Interestingly, there is a whole centimeter of skull height gained in the last 500 years - apparently due to sieving flour and moving away from bran and rye breads (take that, bread hippies!). This could go further with a vegetarian diet - e.g. mine was somewhat driven by how bored I got chewing my way through grey school meat as a child, and that I rarely even try eating meat now as my jaws ache so much from all that unnecessary chewing! I imagine my temporis muscle is the size of a standard post office elastic band.

Personally I then wondered what bit of our modern brain might now have more room to grow, so here's some brains too.

Regions of the brain and what they are used for

Modern skulls, with their increased cranial height happen to be the areas of problem solving, concentration, planning and motor control. Which is nice.

It might squash the areas of co-ordination and vision though. Which is less nice.

Some people have speculated that skull binding to deform the cranial case might have had effects on brain function (O'Brien, Peters and Hines) like memory and motor function. And this would be less extreme, but similar.

However, this may have no effect at all because of neuroplasticity. Without good experiments with sensible controls, it is hard to know. (So do write in if you have twins and are happy to try skull binding one of them to see how it affects their school performance.)

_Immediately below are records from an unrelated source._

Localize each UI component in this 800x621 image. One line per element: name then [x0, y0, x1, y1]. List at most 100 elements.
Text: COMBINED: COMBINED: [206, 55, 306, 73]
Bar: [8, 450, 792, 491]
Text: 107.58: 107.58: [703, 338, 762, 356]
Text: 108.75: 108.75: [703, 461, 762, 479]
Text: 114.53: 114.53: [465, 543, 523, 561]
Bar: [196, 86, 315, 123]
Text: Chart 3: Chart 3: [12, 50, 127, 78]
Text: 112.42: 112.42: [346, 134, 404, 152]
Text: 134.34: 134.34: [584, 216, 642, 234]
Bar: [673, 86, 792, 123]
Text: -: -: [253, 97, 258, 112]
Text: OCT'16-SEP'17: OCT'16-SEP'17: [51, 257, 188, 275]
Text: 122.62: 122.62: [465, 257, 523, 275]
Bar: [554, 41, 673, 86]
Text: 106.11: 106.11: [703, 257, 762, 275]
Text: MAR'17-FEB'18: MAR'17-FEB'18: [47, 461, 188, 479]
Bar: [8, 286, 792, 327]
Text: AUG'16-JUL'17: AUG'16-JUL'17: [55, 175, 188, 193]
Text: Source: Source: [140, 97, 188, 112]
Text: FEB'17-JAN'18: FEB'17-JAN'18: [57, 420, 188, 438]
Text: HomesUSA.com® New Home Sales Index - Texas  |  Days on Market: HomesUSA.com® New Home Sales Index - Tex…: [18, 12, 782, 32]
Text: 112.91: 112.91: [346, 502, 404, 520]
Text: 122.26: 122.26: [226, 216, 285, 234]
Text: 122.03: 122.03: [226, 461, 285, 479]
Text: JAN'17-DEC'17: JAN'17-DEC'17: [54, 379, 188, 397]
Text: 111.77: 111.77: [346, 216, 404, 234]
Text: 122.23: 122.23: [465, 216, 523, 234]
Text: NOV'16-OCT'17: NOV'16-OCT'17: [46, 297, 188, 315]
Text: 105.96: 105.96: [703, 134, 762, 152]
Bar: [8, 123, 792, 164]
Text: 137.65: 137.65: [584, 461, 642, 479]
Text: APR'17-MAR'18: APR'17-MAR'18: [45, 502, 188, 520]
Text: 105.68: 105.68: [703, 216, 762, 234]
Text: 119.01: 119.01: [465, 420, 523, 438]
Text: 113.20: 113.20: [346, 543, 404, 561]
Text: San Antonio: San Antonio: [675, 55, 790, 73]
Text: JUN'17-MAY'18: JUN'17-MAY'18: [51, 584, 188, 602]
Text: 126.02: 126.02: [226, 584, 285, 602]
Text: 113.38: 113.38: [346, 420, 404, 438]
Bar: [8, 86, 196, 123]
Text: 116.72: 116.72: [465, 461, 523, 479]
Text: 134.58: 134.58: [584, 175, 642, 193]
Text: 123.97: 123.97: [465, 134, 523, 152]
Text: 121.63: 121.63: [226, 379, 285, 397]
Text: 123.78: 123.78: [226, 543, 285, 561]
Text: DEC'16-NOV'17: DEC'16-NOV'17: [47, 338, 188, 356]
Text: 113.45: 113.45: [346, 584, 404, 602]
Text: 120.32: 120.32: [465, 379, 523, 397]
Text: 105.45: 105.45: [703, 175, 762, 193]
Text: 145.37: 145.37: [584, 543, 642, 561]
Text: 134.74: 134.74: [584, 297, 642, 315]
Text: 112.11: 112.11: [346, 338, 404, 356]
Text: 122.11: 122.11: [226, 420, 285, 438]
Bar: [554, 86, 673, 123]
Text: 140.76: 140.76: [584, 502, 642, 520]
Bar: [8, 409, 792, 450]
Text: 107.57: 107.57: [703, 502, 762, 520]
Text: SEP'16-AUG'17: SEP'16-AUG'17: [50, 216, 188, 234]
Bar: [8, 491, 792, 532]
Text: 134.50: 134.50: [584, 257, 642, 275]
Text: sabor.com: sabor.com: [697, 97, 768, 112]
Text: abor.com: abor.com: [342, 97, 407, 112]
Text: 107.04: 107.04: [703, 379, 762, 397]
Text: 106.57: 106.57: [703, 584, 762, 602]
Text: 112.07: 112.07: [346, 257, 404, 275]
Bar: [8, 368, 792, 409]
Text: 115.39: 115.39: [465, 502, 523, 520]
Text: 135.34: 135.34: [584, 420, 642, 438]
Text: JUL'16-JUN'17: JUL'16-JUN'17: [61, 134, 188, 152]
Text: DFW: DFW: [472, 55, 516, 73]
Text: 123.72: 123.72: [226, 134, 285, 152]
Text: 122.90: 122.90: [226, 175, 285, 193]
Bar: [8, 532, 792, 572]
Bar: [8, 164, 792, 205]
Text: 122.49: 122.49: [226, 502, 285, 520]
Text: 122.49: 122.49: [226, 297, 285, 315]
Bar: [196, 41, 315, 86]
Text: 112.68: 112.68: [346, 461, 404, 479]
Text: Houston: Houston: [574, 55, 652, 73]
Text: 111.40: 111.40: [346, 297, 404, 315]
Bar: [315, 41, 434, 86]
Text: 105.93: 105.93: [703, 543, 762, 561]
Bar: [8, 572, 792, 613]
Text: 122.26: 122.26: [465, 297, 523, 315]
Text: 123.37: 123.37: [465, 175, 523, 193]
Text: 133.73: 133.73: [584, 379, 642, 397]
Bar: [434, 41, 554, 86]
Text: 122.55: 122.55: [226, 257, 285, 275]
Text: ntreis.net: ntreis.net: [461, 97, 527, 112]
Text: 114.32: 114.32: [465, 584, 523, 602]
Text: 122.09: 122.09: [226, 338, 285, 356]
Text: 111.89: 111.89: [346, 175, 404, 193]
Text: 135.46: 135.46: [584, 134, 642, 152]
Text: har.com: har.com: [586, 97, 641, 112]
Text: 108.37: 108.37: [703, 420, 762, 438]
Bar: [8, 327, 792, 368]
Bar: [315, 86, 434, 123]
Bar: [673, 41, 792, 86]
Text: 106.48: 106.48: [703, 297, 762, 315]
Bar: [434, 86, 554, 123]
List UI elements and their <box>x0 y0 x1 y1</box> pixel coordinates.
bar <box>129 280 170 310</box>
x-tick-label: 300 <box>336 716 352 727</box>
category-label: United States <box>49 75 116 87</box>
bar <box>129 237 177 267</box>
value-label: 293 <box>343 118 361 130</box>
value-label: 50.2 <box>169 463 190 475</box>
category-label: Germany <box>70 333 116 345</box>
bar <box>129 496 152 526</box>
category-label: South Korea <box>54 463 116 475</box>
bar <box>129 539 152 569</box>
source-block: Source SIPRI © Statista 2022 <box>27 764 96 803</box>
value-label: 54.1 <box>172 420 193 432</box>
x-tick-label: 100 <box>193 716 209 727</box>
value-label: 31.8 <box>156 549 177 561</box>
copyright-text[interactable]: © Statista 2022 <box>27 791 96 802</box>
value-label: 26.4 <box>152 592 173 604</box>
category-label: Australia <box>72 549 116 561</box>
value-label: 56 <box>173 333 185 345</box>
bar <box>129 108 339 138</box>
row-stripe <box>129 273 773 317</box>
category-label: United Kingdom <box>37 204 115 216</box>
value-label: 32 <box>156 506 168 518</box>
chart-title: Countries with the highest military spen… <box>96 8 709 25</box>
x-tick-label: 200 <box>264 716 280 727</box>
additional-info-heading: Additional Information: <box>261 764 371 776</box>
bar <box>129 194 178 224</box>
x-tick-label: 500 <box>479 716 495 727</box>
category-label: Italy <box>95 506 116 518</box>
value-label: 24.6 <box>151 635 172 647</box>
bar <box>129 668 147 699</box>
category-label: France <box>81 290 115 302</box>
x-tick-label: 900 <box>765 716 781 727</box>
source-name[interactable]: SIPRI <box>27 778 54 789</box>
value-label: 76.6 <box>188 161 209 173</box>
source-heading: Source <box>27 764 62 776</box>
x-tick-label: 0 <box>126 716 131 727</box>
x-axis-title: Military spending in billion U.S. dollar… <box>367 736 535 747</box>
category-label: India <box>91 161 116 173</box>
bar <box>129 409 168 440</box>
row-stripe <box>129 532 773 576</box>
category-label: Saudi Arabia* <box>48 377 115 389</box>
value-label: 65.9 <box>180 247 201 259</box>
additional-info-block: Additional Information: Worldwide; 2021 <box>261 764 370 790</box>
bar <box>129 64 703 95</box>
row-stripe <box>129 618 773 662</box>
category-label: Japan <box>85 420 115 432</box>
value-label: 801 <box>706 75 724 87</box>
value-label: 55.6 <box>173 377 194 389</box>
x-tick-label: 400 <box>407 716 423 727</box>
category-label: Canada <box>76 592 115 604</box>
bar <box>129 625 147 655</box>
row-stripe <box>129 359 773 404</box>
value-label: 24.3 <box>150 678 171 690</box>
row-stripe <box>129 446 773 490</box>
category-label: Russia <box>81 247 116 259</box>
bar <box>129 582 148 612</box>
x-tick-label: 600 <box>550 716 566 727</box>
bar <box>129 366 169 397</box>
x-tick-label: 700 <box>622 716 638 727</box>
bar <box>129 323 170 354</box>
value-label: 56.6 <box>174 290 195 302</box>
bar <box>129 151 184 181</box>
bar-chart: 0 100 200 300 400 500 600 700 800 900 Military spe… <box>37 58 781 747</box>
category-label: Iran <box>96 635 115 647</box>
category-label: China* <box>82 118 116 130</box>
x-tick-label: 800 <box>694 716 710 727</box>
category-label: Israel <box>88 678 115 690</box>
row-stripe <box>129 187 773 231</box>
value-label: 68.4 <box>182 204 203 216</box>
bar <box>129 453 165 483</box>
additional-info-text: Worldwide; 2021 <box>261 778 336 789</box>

But, when you've got your eye in a bit for 'typical' skull shapes (though individuals vary more than the trend), it can help give a feel for dating it. Have a go on the example male skulls below - one if a medieval skull (before the fine sieves), and one from the Victorian* era, both of European origin.

Skull shape - European males, medieval (left) and Victorian (right)

*Of course there is also the big tip off of the medical skull cap removal on the Victorian skull.

***Correction to this information*** I've been alerted to some problems with the paper I used.

Sent to me by my friendly skull expert extraordinaire

"FIRST, the skulls they used are all ‘modern’ in terms of what food people would be eating. Food had been cooked, and in fact meat often cooked into almost oblivion in the endless stews and pottages of the poor, since at least the Neolithic. Meat was never chewy, except by accident. Yes, there would have been more stone-ground cereals pre-late 19th century, but we eat those again now and they don’t require any more intense chewing (although they do, of course, rasp away tooth enamel). For a comparison to be valid, it would have had to compare modern humans with earlier hominid ancestors, and this has been done and shows that we are gradually losing our ‘muzzles’, almost certainly because we are depending less and less on our sense of smell (many parallels in other mammals, especially primates). This reduction in muzzle also means that there is less room for third molars, are we are losing them, or suffering from them getting impacted.

AND, modern human skulls vary in shape due to genetic factors, which is why it is possible to work out ethnicity based on skull shape. So, as people come into England, they bring their genes for skull shape with them, and this could have led to the apparent pattern that the researchers found."

So, for my simple minded summary, I'm now enjoying the image of our reducing muzzle size. Imagine the transformation from the American Werewolf in London, but in reverse. (Yes, at this point, I'm not going to attempt scientific rigour.)

+Also the Temporis muscle should be the Temporalis. Damn brain fog.